You talk a bit about doing nothing in the book. Do you think you actually were doing nothing?

I'd have to refer you back to the Lawrence book where I really talk about this at great length. There's that nice passage from Rilke when he says something like, "On reflection, the work we did on this given day, maybe that was the product that came out of that phase some time in the past when we were ostensibly incredibly idle." I'm quite resistant to this industrial blend of novelist whereby you finish a book on Monday, have the weekend off and start another one two days later. I tend to prefer the idea of there being some kind of accumulation of experience in between.

And I have a great urge to do nothing. The problem is what to do once you've decided to do nothing. It's very difficult to actually do nothing. I think those periods of indolence for me have been quite useful. This is the great virtue of writing or any art, isn't it? That it can all be redeemed by the work that results from it.

I did waste quite a lot of time in Rome, but I think I'm a very inefficient writer in that I get very poor mileage out of experience. I use a lot of it for not many words. Those summers in Rome -- the piece on Rome is based on several summers -- was all redeemed by the fact that I did end up writing about it. I remember when my first book came out, I really felt that I'd wasted a good many years just living on the dole in Brixton when the people I graduated from university with spent those two years taking taxis to urgent meetings. At the end of that I ended up writing that book and suddenly it meant, oh, I hadn't wasted my time at all and in retrospect, nothing seems like more of a waste of time than taking taxis to urgent meetings. The meetings were probably pretty pointless.


"Yoga for People Who Can't Be Bothered to Do It"

By Geoff Dyer

Pantheon

257 pages

Nonfiction

Buy this book

That's the great attraction of the life of the artist, I think, in that everything can be turned to your advantage. The most extreme example of that is [jazz saxophonist] Art Pepper in "But Beautiful." He completely squanders what should have been his most creative years by becoming a junkie and ending up in San Quentin. He loses the '60s almost entirely. And then you get this incredible comeback in his last years when all of the stuff he's experienced, all the suffering he's undergone, is manifested in his playing, and he ends up being a much better player than he would have been if he'd just been a good boy.

And it's made all the more magical, probably, because you know it's fleeting. I was struck by the difference between your Burning Man essay, "The Zone," and the others in this book. It seems that there was despair, confusion, roiling anxiety in all the others, and then at Burning Man it seemed as if you'd found something.

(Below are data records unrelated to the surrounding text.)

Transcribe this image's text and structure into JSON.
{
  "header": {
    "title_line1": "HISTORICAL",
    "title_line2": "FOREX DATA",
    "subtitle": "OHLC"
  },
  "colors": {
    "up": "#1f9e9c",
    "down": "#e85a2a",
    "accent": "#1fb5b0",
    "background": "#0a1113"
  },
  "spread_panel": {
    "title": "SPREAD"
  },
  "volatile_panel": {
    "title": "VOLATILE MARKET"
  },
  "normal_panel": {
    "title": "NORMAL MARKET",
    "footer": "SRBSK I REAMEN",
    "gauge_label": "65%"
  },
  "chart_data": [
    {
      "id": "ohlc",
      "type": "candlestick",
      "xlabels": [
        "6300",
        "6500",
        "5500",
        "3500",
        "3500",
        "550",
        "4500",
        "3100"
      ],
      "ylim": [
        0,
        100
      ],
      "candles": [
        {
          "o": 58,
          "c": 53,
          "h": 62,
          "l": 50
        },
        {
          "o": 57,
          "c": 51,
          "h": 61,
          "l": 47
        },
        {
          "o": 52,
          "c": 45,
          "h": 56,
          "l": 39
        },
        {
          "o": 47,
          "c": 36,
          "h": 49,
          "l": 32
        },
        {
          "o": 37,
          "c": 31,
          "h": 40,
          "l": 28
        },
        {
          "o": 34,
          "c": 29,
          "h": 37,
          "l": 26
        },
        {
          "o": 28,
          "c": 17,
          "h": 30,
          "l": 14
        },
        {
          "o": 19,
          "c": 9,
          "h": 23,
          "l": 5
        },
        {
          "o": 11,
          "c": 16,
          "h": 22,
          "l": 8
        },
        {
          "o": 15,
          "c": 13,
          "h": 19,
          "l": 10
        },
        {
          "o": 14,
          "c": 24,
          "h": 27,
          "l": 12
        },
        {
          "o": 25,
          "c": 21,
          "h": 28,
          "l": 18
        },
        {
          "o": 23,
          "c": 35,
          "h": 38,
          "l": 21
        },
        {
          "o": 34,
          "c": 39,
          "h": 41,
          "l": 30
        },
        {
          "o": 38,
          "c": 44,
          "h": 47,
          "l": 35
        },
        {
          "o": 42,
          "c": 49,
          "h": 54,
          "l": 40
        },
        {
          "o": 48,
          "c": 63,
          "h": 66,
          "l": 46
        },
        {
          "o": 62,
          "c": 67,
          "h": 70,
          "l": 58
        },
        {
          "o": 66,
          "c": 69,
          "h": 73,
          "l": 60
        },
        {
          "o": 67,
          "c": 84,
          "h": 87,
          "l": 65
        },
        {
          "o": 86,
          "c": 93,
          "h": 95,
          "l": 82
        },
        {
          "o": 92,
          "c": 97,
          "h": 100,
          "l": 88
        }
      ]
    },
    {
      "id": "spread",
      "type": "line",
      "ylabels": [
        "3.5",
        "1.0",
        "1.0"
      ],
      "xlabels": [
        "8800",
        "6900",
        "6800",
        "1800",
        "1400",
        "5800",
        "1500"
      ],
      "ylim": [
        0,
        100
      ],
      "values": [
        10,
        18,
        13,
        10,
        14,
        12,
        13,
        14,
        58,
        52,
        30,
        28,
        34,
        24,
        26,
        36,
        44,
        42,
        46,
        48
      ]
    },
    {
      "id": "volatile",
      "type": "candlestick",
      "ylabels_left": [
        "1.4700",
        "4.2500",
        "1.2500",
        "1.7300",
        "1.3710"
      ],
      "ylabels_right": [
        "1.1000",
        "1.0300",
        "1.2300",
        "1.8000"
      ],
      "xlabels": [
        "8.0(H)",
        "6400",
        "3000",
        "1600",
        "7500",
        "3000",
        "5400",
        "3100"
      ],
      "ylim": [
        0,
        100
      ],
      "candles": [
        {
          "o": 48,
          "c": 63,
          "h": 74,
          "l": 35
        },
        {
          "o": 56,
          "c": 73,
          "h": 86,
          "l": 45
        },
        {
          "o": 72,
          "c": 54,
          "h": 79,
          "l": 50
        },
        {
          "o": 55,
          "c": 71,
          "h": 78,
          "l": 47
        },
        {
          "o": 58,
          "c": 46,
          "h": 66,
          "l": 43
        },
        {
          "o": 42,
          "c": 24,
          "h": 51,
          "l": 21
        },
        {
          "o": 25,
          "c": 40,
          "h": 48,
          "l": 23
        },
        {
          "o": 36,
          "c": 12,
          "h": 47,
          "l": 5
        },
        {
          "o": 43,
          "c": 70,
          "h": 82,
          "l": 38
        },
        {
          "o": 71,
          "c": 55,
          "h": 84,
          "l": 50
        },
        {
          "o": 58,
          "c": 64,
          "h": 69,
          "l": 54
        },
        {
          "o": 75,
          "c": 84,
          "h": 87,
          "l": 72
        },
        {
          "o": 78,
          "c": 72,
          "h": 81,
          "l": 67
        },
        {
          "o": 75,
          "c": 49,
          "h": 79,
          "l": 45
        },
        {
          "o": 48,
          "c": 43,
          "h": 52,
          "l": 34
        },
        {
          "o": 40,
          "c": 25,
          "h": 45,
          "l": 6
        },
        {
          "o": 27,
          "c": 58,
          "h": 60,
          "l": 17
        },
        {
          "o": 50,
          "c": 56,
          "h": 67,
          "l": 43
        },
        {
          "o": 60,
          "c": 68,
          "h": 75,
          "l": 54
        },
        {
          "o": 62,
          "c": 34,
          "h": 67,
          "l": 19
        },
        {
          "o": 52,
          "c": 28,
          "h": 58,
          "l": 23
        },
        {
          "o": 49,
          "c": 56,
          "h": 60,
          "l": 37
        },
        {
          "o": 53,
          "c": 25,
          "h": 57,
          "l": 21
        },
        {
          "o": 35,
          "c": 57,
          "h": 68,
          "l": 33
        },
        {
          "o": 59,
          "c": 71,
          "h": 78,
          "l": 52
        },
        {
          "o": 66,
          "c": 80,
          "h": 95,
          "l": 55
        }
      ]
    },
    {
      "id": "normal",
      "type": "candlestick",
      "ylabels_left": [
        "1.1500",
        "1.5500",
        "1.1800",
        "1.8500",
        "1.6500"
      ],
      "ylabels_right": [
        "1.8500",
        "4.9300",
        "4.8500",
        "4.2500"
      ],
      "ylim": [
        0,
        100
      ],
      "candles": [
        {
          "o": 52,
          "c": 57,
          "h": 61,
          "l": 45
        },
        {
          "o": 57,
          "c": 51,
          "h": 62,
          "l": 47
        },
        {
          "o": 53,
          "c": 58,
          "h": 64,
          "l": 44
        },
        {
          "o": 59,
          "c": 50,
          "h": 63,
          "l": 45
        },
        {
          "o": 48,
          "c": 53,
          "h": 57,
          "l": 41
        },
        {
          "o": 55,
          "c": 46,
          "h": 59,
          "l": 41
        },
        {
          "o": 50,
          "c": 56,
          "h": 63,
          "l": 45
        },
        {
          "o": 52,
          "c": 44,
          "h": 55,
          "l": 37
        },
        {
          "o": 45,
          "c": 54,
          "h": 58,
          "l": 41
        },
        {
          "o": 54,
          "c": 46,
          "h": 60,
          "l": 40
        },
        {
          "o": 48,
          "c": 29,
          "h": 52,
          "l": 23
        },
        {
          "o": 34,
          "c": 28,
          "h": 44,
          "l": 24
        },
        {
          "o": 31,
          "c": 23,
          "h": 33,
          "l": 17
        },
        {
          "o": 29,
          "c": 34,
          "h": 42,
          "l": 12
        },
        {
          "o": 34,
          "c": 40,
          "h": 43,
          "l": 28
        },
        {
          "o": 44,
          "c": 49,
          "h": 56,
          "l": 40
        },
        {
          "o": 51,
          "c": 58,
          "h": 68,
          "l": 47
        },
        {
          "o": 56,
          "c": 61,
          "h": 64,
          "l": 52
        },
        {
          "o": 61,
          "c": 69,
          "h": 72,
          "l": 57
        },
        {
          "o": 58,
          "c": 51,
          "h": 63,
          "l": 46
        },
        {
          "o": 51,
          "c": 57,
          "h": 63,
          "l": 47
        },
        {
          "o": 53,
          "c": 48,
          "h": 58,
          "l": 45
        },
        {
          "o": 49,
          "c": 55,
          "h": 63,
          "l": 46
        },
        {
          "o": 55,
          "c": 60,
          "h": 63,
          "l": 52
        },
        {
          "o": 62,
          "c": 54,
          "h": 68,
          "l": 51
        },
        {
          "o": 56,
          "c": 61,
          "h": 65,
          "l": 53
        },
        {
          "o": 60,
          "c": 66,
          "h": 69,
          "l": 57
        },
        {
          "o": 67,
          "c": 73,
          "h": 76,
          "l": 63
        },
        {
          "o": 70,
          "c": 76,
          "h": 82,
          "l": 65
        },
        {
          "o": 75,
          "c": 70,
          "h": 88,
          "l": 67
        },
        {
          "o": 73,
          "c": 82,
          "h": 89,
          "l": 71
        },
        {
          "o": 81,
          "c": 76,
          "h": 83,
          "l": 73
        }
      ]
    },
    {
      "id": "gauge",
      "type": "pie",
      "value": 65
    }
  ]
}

The idea would be that ultimately Burning Man shouldn't be different to anywhere else on earth. It's that typical thing where people say, "I wish it could be Christmas every day." Why can't Burning Man be a year-round event? And the Burning Man people would say the crucial thing is that it's up to you to turn the whole world into Black Rock City, so that it's a question of opening your heart and all this.

People behave at their very, very best at Burning Man, so it's an ethical lesson as well: that this is how you should try to be in the rest of your life. It's just such an incredible, amazing summing up of where all your dreams come true. Not just because it's a great headbanging party and you can get sort of messed up and there's wild sex going on and all that, but because it's a dream come true in terms of what you hope people can be. People are so incredibly moved by it not just because they've had a wild time but because it's so uplifting in terms of what it reveals of people.

I remember reading your Burning Man piece when it first appeared and my co-worker, who goes every year, remarked that it was one of the few good pieces on the event that he's read. Why do you think it's so hard to write about Burning Man?

I would say for two years or so Burning Man ruined me as a writer. It so surpassed anything you could imagine. It's more far-out than one of Italo Calvino's invisible cities. It made me want to be making some really elaborate, crazy sculpture. Then, you're faced with the already ascetic labor of writing, which seems even more clerical and monkish and miserable by contrast because also it's so solitary, whereas the Burning Man thing is so much about interactive and communal creation.

It was absolutely catastrophic for me as a writer. And also I was aware that this thing that was the most important thing in my life was exactly the thing that I couldn't write about. A lot of the stuff that I've read about Burning Man I haven't thought was so great either. That's a tribute really to how awesomely fantastic it is as an event. One of the nicest ways in which its greatness is conveyed is that amazing look that people get in their eyes when they talk about it, which, to the outsider, looks like you're a cult member. But for those of you who were there, you just recognize that lovely thing: Often what people are remembering is that "I was at my best. I was everything that I might have become."